Há décadas que o pescador croata Marko Kristic lança as suas redes nas águas cintilantes do mar Adriático. Agora, uma invasão de peixe-papagaio do Mediterrâneo está a pôr em perigo a sua captura tradicional e o seu próprio sustento, afirma.
Devido às alterações climáticas e ao aumento do tráfego marítimo, o peixe-papagaio, juntamente com cerca de 50 novas espécies, espalhou-se pelo Adriático, ameaçando a população de peixes nativos.
Kristic disse que o peixe-papagaio foi avistado pela primeira vez no sul do Adriático há cerca de 15 anos, mas desde então tornou-se uma captura acessória (não desejada) comum nas suas redes.

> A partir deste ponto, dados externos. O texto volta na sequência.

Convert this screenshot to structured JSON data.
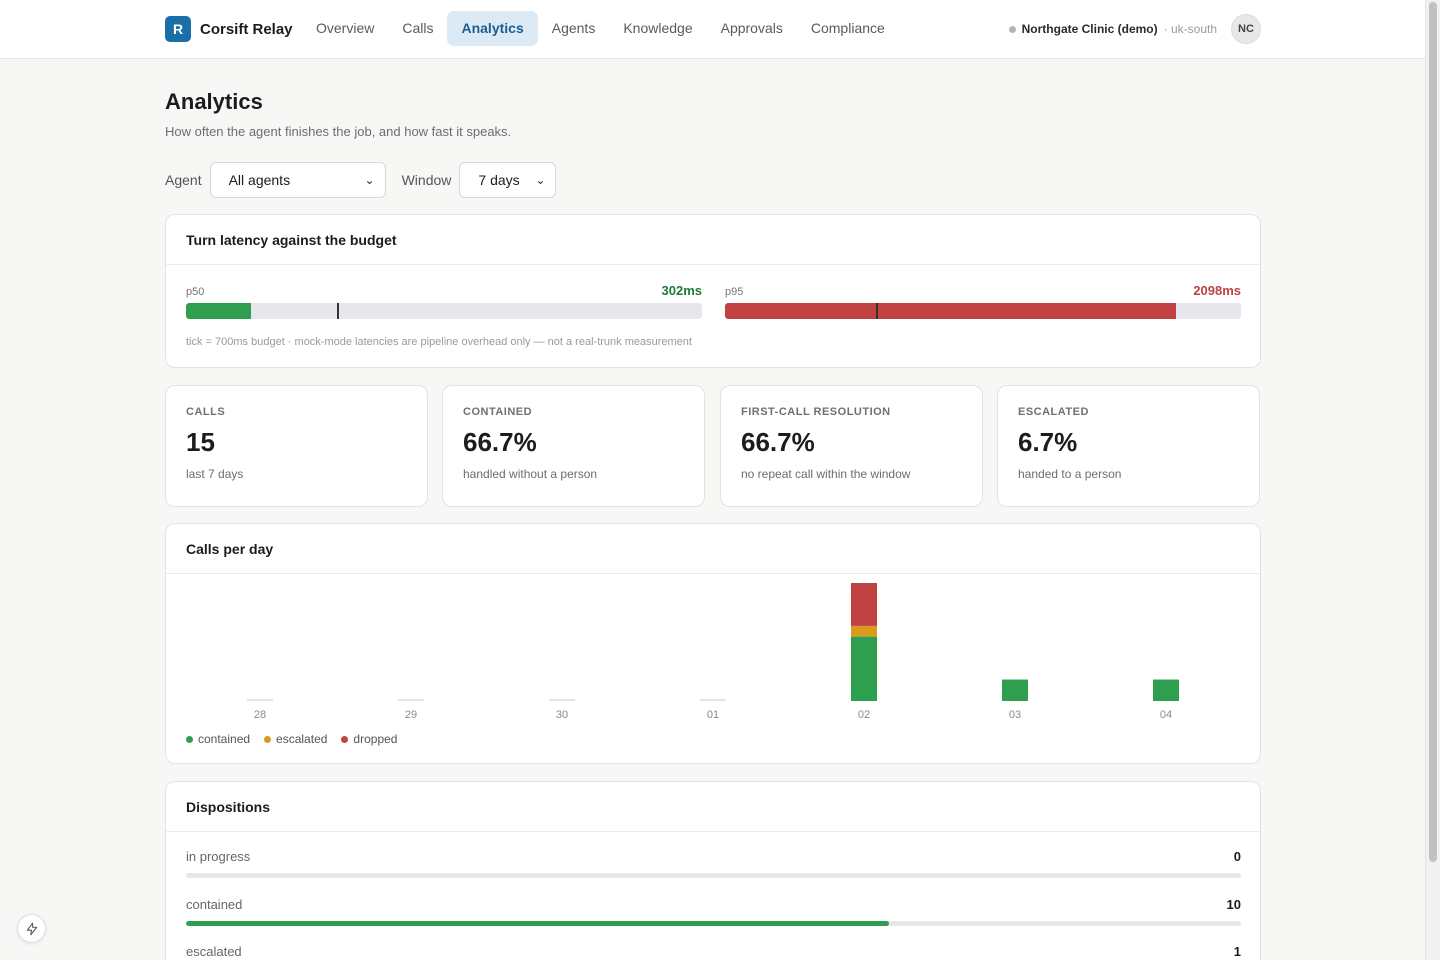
{
  "app": {
    "logo_letter": "R",
    "name": "Corsift Relay"
  },
  "nav": [
    {
      "label": "Overview",
      "active": false
    },
    {
      "label": "Calls",
      "active": false
    },
    {
      "label": "Analytics",
      "active": true
    },
    {
      "label": "Agents",
      "active": false
    },
    {
      "label": "Knowledge",
      "active": false
    },
    {
      "label": "Approvals",
      "active": false
    },
    {
      "label": "Compliance",
      "active": false
    }
  ],
  "tenant": {
    "name": "Northgate Clinic (demo)",
    "region": "· uk-south",
    "avatar_initials": "NC"
  },
  "page": {
    "title": "Analytics",
    "subtitle": "How often the agent finishes the job, and how fast it speaks."
  },
  "filters": {
    "agent_label": "Agent",
    "agent_value": "All agents",
    "window_label": "Window",
    "window_value": "7 days"
  },
  "latency": {
    "title": "Turn latency against the budget",
    "budget_ms": 700,
    "scale_max_ms": 2400,
    "p50": {
      "label": "p50",
      "value_text": "302ms",
      "value_ms": 302,
      "color": "#2e9e4f"
    },
    "p95": {
      "label": "p95",
      "value_text": "2098ms",
      "value_ms": 2098,
      "color": "#c04242"
    },
    "value_colors": {
      "p50": "#1e7b3b",
      "p95": "#c04242"
    },
    "note": "tick = 700ms budget · mock-mode latencies are pipeline overhead only — not a real-trunk measurement"
  },
  "stats": [
    {
      "label": "CALLS",
      "value": "15",
      "sub": "last 7 days"
    },
    {
      "label": "CONTAINED",
      "value": "66.7%",
      "sub": "handled without a person"
    },
    {
      "label": "FIRST-CALL RESOLUTION",
      "value": "66.7%",
      "sub": "no repeat call within the window"
    },
    {
      "label": "ESCALATED",
      "value": "6.7%",
      "sub": "handed to a person"
    }
  ],
  "chart_data": {
    "type": "bar",
    "title": "Calls per day",
    "categories": [
      "28",
      "29",
      "30",
      "01",
      "02",
      "03",
      "04"
    ],
    "series": [
      {
        "name": "contained",
        "values": [
          0,
          0,
          0,
          0,
          6,
          2,
          2
        ],
        "color": "#2e9e4f"
      },
      {
        "name": "escalated",
        "values": [
          0,
          0,
          0,
          0,
          1,
          0,
          0
        ],
        "color": "#d99a1e"
      },
      {
        "name": "dropped",
        "values": [
          0,
          0,
          0,
          0,
          4,
          0,
          0
        ],
        "color": "#c04242"
      }
    ],
    "stacked": true,
    "ylim": [
      0,
      11
    ],
    "grid": false,
    "legend": "bottom-left"
  },
  "dispositions": {
    "title": "Dispositions",
    "total": 15,
    "items": [
      {
        "label": "in progress",
        "count": "0",
        "value": 0,
        "color": "#2e9e4f"
      },
      {
        "label": "contained",
        "count": "10",
        "value": 10,
        "color": "#2e9e4f"
      },
      {
        "label": "escalated",
        "count": "1",
        "value": 1,
        "color": "#d99a1e"
      }
    ]
  }
}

Embora seja apreciado como uma iguaria nas regiões de onde é nativo, o peixe-papagaio não é do agrado dos habitantes da sua aldeia de Molunat, no sul da Croácia.
"Não o posso vender a ninguém. A população local não vai comer este novo peixe", disse Kristic.
"O Adriático está a mudar"
Nenad Antolovic, investigador do Instituto de Investigação Marinha e Costeira de Dubrovnik, afirma que as populações de peixes no Adriático, o braço mais a norte do Mediterrâneo, sofreram uma redução devido à sobrepesca, às alterações climáticas e à invasão de novas espécies.
"O Adriático está a mudar, está a ficar mais quente. Por esse motivo, surgem novos organismos. Refiro-me a peixes, plânctones e algas", explicou Antolovic.
De acordo com os dados de 2023 da Agência Nacional Italiana para as Novas Tecnologias, Energia e Desenvolvimento Económico Sustentável (ENEA), o Mediterrâneo está a tornar-se o mar que mais rapidamente aquece no planeta.
Novas espécies de peixes chegaram ao Mediterrâneo e ao Adriático a partir do mar Vermelho, através do canal de Suez, devido ao aquecimento das águas ou transportadas nos tanques de lastro dos navios, pondo em perigo a sobrevivência de cerca de 460 espécies de peixes nativos, disse Antolovic.
Alguns dos novos peixes são perigosos para os seres humanos, como o venenoso peixe-leão ou o peixe-pedra.
No mês passado, um pescador da zona de Dubrovnik apanhou um peixe Tetragonurus cuvieri, um habitante das profundezas do mar, pouco comum no Adriático.
No vizinho Montenegro, os cientistas do Instituto de Biologia Marinha da cidade costeira de Kotor apontaram o caranguejo-azul como um exemplo de espécie invasora.
"Chegou há cerca de 20 anos e é uma das piores espécies invasoras do Mediterrâneo", disse o cientista Olivera Markovic.
Os pescadores e os cientistas afirmam que as unidades populacionais de crustáceos, como o caranguejo-verde, foram reduzidas e, nalguns locais, totalmente dizimadas.
"A população de caranguejo-verde foi drasticamente reduzida desde o aparecimento do caranguejo-azul", disse Markovic.
O peixe-coelho, o peixe-balão e o peixe-leão estão a prosperar nas águas mais quentes do Adriático, ao longo da costa montenegrina, disse Ilija Cetkovic, investigador do instituto.
A maior preocupação é o peixe-leão. "(O peixe-leão) é actualmente o problema mais premente... é predador e causa danos consideráveis aos ecossistemas", disse Cetkovic.